Presently, our digital landscape faces a pervasive onslaught of diverse cyber threats, encompassing distributed denial of service (DDoS), phishing, ransomware, and smishing, all orchestrated with malicious intent. Counteracting these malicious incursions poses a formidable challenge, particularly in devising efficacious detection solutions. Ransomware incidents are on the ascent, particularly within critical sectors such as healthcare, finance, and telecommunications. Consequently, this paper introduces a proof of concept (POC) aimed at detecting ransomware activities targeting Internet of Medical Things (IoMT) devices. The primary objective of this paper revolves around the identification and evaluation of factors correlating with ransomware attacks on IoMT and then developing a ransomware detector. The experimental framework involves the utilization of a simulated environment mirroring real-world IoMT devices and networks. The methodology integrates diverse approaches, encompassing data collection from IoMT devices, analysis of ransomware behaviour through the study of encryption patterns, and anomaly detection. The POC assesses the efficacy of these methodologies in detecting and responding to ransomware threats, with the experimentation conducted through hybrid analysis within a controlled laboratory setting. The dataset consists of 13 families with a total malware of 9251 taken from GitHub. For POC, a total of 3459 ransomware dataset samples have been selected.
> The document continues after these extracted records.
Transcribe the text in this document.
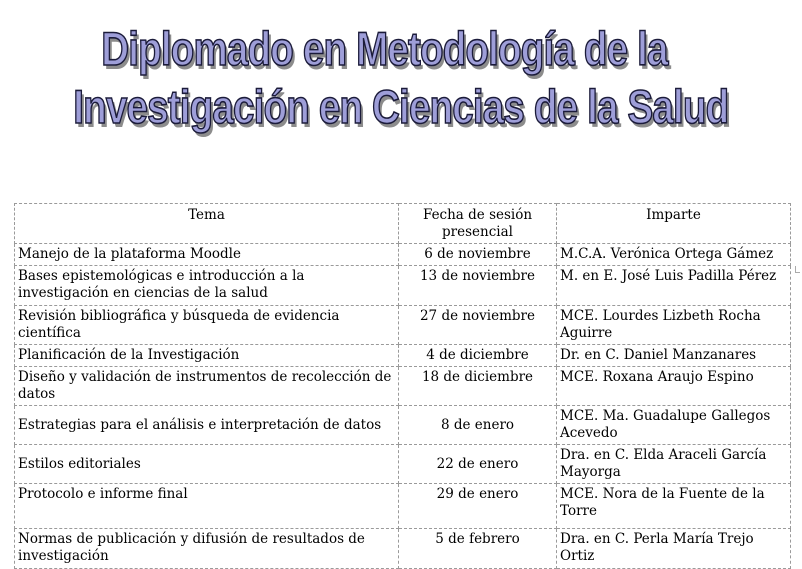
Diplomado en Metodología de la
Investigación en Ciencias de la Salud
Tema	Fecha de sesión presencial	Imparte
Manejo de la plataforma Moodle	6 de noviembre	M.C.A. Verónica Ortega Gámez
Bases epistemológicas e introducción a la investigación en ciencias de la salud	13 de noviembre	M. en E. José Luis Padilla Pérez
Revisión bibliográfica y búsqueda de evidencia científica	27 de noviembre	MCE. Lourdes Lizbeth Rocha Aguirre
Planificación de la Investigación	4 de diciembre	Dr. en C. Daniel Manzanares
Diseño y validación de instrumentos de recolección de datos	18 de diciembre	MCE. Roxana Araujo Espino
Estrategias para el análisis e interpretación de datos	8 de enero	MCE. Ma. Guadalupe Gallegos Acevedo
Estilos editoriales	22 de enero	Dra. en C. Elda Araceli García Mayorga
Protocolo e informe final	29 de enero	MCE. Nora de la Fuente de la Torre
Normas de publicación y difusión de resultados de investigación	5 de febrero	Dra. en C. Perla María Trejo Ortiz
As a result of the experiment, thirteen (13) distinct features have been identified as trigger factors for ransomware attacks. These features are obtained by capturing of the processes initiated by the ransomware samples using a process monitor (procmon). A temporal pattern of the processes which include the file system, API, and access based on their frequency of occurrence were used to develop a ransomware detection model. The proposed approach achieved an accuracy of 99.2% and an error rate of 0.8 %, when evaluated on temporal pattern dataset and by using an enhanced artificial neural network (EANN).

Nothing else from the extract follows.